La résolution déposée par Laurent Mosar (à d.) a été soutenue à l'unanimité, y compris par déi Lénk et un de ses deux députés, Serge Urbany. (photo archives lq)

La Chambre des députés a adopté, mercredi, à l’unanimité une résolution reconnaissant le génocide arménien. Le gouvernement reste lui bien plus prudent sur la question.

«Il n’y a pas d’autre mot à utiliser.» C’est avec cette phrase que Laurent Mosar (CSV) a commencé l’exposé des motifs qui l’ont amené à soumettre au vote de la Chambre une résolution pour reconnaître le génocide subi en 1915 par le peuple arménien. Si tous les partis ont souligné que ce geste n’est pas tourné contre la Turquie, le ministre des Affaires étrangères, Jean Asselborn, s’est vu obligé de réaliser une pirouette diplomatique.

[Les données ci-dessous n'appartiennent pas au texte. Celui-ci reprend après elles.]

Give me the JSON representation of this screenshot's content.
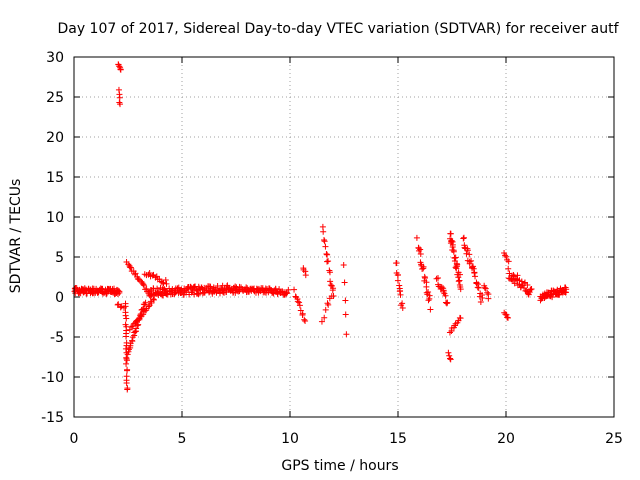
{
  "chart_data": {
    "type": "scatter",
    "title": "Day 107 of 2017, Sidereal Day-to-day VTEC variation (SDTVAR) for receiver autf",
    "xlabel": "GPS time / hours",
    "ylabel": "SDTVAR / TECUs",
    "xlim": [
      0,
      25
    ],
    "ylim": [
      -15,
      30
    ],
    "xticks": [
      0,
      5,
      10,
      15,
      20,
      25
    ],
    "yticks": [
      -15,
      -10,
      -5,
      0,
      5,
      10,
      15,
      20,
      25,
      30
    ],
    "grid": true,
    "marker": "+",
    "series_color": "#ff0000",
    "series": [
      {
        "name": "SDTVAR",
        "segments": [
          {
            "x0": 0.0,
            "x1": 2.1,
            "y0": 0.8,
            "y1": 0.7,
            "spread": 0.7,
            "n": 95
          },
          {
            "x0": 2.05,
            "x1": 2.15,
            "y0": 29.0,
            "y1": 28.6,
            "spread": 0.4,
            "n": 6
          },
          {
            "x0": 2.08,
            "x1": 2.12,
            "y0": 25.8,
            "y1": 24.0,
            "spread": 0.3,
            "n": 5
          },
          {
            "x0": 2.0,
            "x1": 2.3,
            "y0": -0.8,
            "y1": -1.5,
            "spread": 0.4,
            "n": 5
          },
          {
            "x0": 2.4,
            "x1": 2.45,
            "y0": -1.0,
            "y1": -11.8,
            "spread": 0.6,
            "n": 24
          },
          {
            "x0": 2.45,
            "x1": 3.3,
            "y0": -7.5,
            "y1": -0.5,
            "spread": 0.5,
            "n": 28
          },
          {
            "x0": 2.6,
            "x1": 3.7,
            "y0": -4.0,
            "y1": -0.2,
            "spread": 0.4,
            "n": 22
          },
          {
            "x0": 2.45,
            "x1": 3.5,
            "y0": 4.2,
            "y1": 0.4,
            "spread": 0.4,
            "n": 22
          },
          {
            "x0": 3.3,
            "x1": 4.3,
            "y0": 3.0,
            "y1": 1.8,
            "spread": 0.5,
            "n": 16
          },
          {
            "x0": 3.5,
            "x1": 7.5,
            "y0": 0.6,
            "y1": 1.0,
            "spread": 1.0,
            "n": 150
          },
          {
            "x0": 7.5,
            "x1": 9.9,
            "y0": 1.0,
            "y1": 0.6,
            "spread": 0.7,
            "n": 80
          },
          {
            "x0": 10.2,
            "x1": 10.7,
            "y0": 0.6,
            "y1": -3.0,
            "spread": 0.8,
            "n": 12
          },
          {
            "x0": 10.6,
            "x1": 10.75,
            "y0": 3.8,
            "y1": 2.8,
            "spread": 0.4,
            "n": 4
          },
          {
            "x0": 11.5,
            "x1": 12.0,
            "y0": 8.6,
            "y1": 0.0,
            "spread": 1.0,
            "n": 16
          },
          {
            "x0": 11.5,
            "x1": 12.0,
            "y0": -2.8,
            "y1": 1.0,
            "spread": 0.8,
            "n": 8
          },
          {
            "x0": 12.5,
            "x1": 12.6,
            "y0": 4.0,
            "y1": -4.5,
            "spread": 0.4,
            "n": 5
          },
          {
            "x0": 14.9,
            "x1": 15.2,
            "y0": 4.3,
            "y1": -1.5,
            "spread": 1.0,
            "n": 14
          },
          {
            "x0": 15.9,
            "x1": 16.5,
            "y0": 7.0,
            "y1": -1.0,
            "spread": 1.2,
            "n": 24
          },
          {
            "x0": 16.8,
            "x1": 17.3,
            "y0": 2.5,
            "y1": -1.0,
            "spread": 1.0,
            "n": 16
          },
          {
            "x0": 17.35,
            "x1": 17.45,
            "y0": -7.0,
            "y1": -7.9,
            "spread": 0.3,
            "n": 4
          },
          {
            "x0": 17.4,
            "x1": 17.9,
            "y0": 8.0,
            "y1": 1.5,
            "spread": 1.5,
            "n": 32
          },
          {
            "x0": 17.4,
            "x1": 17.9,
            "y0": -4.2,
            "y1": -2.5,
            "spread": 0.6,
            "n": 10
          },
          {
            "x0": 18.0,
            "x1": 18.9,
            "y0": 7.2,
            "y1": -0.5,
            "spread": 1.4,
            "n": 30
          },
          {
            "x0": 19.0,
            "x1": 19.2,
            "y0": 1.5,
            "y1": 0.0,
            "spread": 0.5,
            "n": 6
          },
          {
            "x0": 19.9,
            "x1": 20.1,
            "y0": 5.5,
            "y1": 4.5,
            "spread": 0.3,
            "n": 5
          },
          {
            "x0": 19.9,
            "x1": 20.1,
            "y0": -2.0,
            "y1": -2.6,
            "spread": 0.3,
            "n": 5
          },
          {
            "x0": 20.1,
            "x1": 21.2,
            "y0": 3.0,
            "y1": 0.5,
            "spread": 1.3,
            "n": 36
          },
          {
            "x0": 21.6,
            "x1": 22.8,
            "y0": 0.0,
            "y1": 0.9,
            "spread": 0.9,
            "n": 60
          }
        ]
      }
    ]
  }
}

La définition du Larousse est claire. Un génocide est un «crime contre l’humanité tendant à la destruction totale ou partielle d’un groupe national, ethnique, racial ou religieux». Pour les députés luxembourgeois, le massacre commis il y a exactement 100 ans par l’Empire ottoman contre la population arménienne est à définir comme un génocide. Et ils ont tenu à le souligner hier en votant à l’unanimité la résolution introduite par le député CSV Laurent Mosar, ce qui n’a pas manqué de déplaire à l’ambassadeur de Turquie.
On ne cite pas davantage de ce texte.